Don José Mira combinó desde los 13 años el trabajo con la aventura de vivir

Llegó a ser empleado ejemplar de Firestone

A sus 85 años, don José Mira Estrella encarna a esa vieja generación de trabajadores que en el siglo pasado hicieron crecer a las diversas industrias de México con su pasión y entrega al trabajo; esos tiempos donde los padres inculcaban a los menores el hábito de ganarse la vida desde temprana edad, algo que para Don José se convirtió en una gran aventura de vida que atesora en el baúl de sus hermosos e inolvidables recuerdos.

De buena madera, como solían referirse a los hombres que trabajaron durante toda su vida—de hecho, don José lo sigue haciendo en su modesta papelería–, el personaje que hoy presenta RS a sus lectores, se desempeñó desde los trece años como asistente de una vendedora de tacos a las afueras del estadio de la Ciudad de Los Deportes, allá por 1946; época en que estaciones de radio como la XEW y la XEJP eran los santuarios del entretenimiento y la información, sobre todo deportiva, en esta última, asistía en una emisión tocando un silbato, pero también fue recogedor de bolas en las canchas de tenis del Deportivo Chapultepec.

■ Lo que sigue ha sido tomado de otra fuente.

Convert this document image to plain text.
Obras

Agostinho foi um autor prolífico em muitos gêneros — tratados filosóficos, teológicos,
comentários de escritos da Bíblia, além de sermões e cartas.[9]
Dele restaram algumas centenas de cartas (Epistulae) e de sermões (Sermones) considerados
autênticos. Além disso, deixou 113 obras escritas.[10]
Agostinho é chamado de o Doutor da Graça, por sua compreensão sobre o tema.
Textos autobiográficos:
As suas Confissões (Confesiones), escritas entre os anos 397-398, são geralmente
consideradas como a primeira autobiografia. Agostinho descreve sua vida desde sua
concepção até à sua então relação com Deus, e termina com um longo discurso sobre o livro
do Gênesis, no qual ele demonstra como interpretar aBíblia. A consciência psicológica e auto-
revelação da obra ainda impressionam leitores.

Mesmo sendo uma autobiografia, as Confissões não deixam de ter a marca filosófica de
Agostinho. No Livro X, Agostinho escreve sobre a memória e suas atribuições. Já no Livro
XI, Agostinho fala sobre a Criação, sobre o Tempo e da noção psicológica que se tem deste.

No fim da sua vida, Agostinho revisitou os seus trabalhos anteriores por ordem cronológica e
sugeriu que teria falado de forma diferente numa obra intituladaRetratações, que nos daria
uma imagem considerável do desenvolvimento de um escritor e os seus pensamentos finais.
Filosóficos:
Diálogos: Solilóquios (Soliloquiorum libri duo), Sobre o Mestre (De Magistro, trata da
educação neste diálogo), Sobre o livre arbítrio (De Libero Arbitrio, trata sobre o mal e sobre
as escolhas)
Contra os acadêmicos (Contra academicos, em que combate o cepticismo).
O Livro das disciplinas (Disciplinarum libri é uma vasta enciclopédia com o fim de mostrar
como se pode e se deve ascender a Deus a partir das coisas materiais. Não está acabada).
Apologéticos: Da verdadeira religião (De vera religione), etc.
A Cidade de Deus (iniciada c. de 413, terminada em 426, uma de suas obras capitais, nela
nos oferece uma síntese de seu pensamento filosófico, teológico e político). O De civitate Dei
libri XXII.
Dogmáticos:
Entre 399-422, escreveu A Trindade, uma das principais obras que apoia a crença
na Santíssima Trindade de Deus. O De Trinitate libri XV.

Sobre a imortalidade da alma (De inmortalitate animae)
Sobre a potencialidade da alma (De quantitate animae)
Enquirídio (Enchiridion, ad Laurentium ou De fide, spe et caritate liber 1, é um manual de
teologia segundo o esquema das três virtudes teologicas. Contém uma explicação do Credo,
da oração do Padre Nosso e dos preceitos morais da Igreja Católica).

Nacido en 1933 en el barrio de la Escandón, don José Mira recuerda que apenas había ingresado a la secundaria cuando Doña Lupita, que vivía en la misma vecindad de la calle 12 de octubre, lo invitó a ayudarla los domingos en el  puesto  de tacos que instalaba en las aceras colindantes al Estadio de la Ciudad de los Deportes donde jugaban los equipos profesionales de fútbol, y la Plaza México, donde lidiaban astados las figuras del toreo como Silverio Pérez y Luis Procuna.

El chiquillo se las agenció muy bien para intercalar su función como asistente en el puesto de tacos y antojitos y darse sus “mañas “ para entrar de gratis a ver los partidos de fútbol, teniendo el privilegio de haber visto en la cancha a equipos como el Atlante, el Marte, el Club Asturias y el España, pero también ser testigos de los encuentros sostenidos con las escuadras internacionales de la talla del River Plate, el Vasco de Gama, el Stutgart y el Ferenkvaros, donde jugaba el legendario Ferenc Puskás.

De sangre “liviana” y haciendo honor a su apellido Estrella, por su  buena “estrella”, apenas terminaba su jornada de trabajo en el puesto de Doña Lupita, corría a la Plaza México donde otro de sus vecinos, Don Luis Olmos, que comandaba la porra libre, lo introducía a ver el espectáculo,  aprendiendo  desde las gradas el ABC de la tauromaquia y el  el sonoro “¡óle!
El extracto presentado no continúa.